- Contributed byÌý
- IanWilliams
- People in story:Ìý
- Ian R Williams, Aubrey N Williams, Reynolds
- Location of story:Ìý
- Torpoint, Cornwall
- Background to story:Ìý
- Civilian
- Article ID:Ìý
- A5769291
- Contributed on:Ìý
- 16 September 2005
Torpoint, Cornwall
My home at 9 years old in 1941 was in Newquay but I had three uncles called Reynolds. My father was away in the RAF and Mother and I went to stay with one in Torpoint. One night there was and air raid and I was woken and we all went to their air raid shelter in the garden, I remember the night sky lit by search lights and completely covered with mushroom clouds from bursting anti-aircraft shells. That was the first of seven nights in the blitz that did so much damage to Plymouth. We went home the next day. But Churchill visited later and was furious that Plymouth could burn when it was surrounded by water so thenceforth the streets had iron water pipes beside the pavement.

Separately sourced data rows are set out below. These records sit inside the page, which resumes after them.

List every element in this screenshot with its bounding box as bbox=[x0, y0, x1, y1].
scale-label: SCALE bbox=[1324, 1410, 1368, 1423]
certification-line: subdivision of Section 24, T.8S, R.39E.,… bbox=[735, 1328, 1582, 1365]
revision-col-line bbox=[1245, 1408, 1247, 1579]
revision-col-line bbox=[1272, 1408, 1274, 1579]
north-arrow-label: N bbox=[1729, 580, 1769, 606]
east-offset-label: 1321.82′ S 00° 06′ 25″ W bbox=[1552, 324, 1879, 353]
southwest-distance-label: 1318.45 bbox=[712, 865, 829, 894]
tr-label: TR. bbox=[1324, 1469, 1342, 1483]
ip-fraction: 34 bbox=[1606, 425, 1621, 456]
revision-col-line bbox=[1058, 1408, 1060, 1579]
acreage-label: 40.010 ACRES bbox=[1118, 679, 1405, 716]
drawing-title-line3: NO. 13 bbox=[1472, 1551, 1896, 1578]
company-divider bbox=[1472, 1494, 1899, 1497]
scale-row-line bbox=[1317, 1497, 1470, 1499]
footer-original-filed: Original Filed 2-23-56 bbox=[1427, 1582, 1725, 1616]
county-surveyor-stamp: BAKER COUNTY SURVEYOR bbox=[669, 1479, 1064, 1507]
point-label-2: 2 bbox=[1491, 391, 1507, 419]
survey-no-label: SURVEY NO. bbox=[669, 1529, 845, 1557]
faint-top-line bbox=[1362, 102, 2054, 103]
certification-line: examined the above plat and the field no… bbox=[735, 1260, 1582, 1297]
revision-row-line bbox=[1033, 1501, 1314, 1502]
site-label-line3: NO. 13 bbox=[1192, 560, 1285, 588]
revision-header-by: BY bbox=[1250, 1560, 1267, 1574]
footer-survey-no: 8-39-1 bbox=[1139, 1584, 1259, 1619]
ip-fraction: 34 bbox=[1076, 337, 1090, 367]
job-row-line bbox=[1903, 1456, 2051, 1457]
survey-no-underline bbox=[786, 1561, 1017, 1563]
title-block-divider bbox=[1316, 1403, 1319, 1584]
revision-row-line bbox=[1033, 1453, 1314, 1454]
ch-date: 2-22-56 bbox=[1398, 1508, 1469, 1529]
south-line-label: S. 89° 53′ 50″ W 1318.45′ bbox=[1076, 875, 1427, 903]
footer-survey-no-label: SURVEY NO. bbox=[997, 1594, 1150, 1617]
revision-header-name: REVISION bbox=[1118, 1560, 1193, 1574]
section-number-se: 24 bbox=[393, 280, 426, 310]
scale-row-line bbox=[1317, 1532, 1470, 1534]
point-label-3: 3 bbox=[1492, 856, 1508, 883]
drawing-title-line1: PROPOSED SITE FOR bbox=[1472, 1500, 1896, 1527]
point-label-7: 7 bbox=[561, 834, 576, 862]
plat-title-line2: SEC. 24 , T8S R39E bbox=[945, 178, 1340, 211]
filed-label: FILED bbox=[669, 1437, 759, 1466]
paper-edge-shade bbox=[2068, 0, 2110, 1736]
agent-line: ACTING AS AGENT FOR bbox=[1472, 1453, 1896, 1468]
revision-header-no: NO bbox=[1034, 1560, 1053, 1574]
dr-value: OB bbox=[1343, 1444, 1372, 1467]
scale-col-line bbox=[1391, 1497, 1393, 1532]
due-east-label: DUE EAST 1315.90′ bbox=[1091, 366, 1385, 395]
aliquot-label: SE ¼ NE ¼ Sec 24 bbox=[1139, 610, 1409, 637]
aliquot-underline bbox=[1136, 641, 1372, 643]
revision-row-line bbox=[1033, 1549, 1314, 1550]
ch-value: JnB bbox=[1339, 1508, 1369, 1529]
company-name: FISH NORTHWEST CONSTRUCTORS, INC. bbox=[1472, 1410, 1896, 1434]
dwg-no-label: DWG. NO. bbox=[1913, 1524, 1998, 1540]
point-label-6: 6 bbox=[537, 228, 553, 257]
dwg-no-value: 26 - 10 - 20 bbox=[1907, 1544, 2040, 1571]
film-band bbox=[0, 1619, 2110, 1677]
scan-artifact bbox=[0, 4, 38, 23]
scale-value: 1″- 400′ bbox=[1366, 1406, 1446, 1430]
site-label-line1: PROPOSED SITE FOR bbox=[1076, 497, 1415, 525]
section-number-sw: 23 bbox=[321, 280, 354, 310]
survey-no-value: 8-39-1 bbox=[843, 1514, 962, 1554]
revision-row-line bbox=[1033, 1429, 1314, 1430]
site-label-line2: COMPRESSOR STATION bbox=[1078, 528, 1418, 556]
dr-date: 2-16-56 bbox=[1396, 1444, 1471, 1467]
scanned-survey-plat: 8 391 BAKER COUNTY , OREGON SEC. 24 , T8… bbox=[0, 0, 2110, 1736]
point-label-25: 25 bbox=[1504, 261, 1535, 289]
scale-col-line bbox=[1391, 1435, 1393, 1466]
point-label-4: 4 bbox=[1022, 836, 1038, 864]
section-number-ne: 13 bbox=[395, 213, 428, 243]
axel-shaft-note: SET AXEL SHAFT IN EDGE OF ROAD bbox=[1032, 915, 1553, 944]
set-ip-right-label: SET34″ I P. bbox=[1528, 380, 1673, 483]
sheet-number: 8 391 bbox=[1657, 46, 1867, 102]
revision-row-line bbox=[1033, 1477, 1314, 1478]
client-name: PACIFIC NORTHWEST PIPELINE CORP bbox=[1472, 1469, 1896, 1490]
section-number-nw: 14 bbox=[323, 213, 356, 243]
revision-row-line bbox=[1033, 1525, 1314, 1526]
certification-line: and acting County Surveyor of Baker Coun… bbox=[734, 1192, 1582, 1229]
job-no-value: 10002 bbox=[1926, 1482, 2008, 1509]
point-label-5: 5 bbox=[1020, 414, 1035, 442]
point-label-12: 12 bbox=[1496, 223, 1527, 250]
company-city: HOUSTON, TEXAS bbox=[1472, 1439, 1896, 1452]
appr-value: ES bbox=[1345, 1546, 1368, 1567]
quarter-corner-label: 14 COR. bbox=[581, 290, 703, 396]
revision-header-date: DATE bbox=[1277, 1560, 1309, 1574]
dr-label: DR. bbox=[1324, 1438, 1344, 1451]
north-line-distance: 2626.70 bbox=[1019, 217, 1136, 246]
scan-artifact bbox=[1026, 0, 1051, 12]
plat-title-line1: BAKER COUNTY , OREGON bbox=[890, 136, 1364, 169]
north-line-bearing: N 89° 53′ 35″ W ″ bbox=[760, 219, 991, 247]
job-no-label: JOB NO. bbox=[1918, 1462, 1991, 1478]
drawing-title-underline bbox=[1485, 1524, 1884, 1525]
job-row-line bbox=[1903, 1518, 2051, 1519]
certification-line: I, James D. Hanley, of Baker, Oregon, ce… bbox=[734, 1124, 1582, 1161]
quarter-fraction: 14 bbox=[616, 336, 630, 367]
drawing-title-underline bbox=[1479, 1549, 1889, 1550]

My uncles owned four tugboats that moored in the Tamer between Torpoint and Devonport. These tugs towed in and out ships to and from the docks. Sometimes in the Sound they turned ships 360 degrees so their magnetic compass could be checked, they also had the job of opening and closing the anti submarine nets between the breakwater and the Cornish and Devonshire shores, and relieving two man crew of the Edystone lighthouse. Before D-day (enemy bombing having ceased) I was again staying with one uncle and allowed to go on one of the tugs (the ‘Antony’) while it did chores around the Sound which was choc a bloc with hundreds of ships of all types and sizes. This was very thrilling and I was even transferred to a huge US ocean going tug where I was given some food from the galley.
My Father, A N Williams, joined the RAFVR just after the outbreak of war as an engineer officer initially as a PO then rose to Flight Lt. Early in the war when he came home on leave to Newquay because of the danger of German landings he had to have his Colt .45 American revolver with him. He let me use it to aim at light bulbs at the end of the garden but its weight and recoil meant I never hit them! However when cocked the sensitivity of the trigger and the weight meant I once accidentally fired into the ground near my foot! In the RAF he helped design a catapillar tractor that had a tough inflatable air bag on top to run under heavy bombers that crash landed on return from 1000 bomber raids. Two were rushed under the wings, inflated to lift the aircraft so it could be quickly moved off the runway.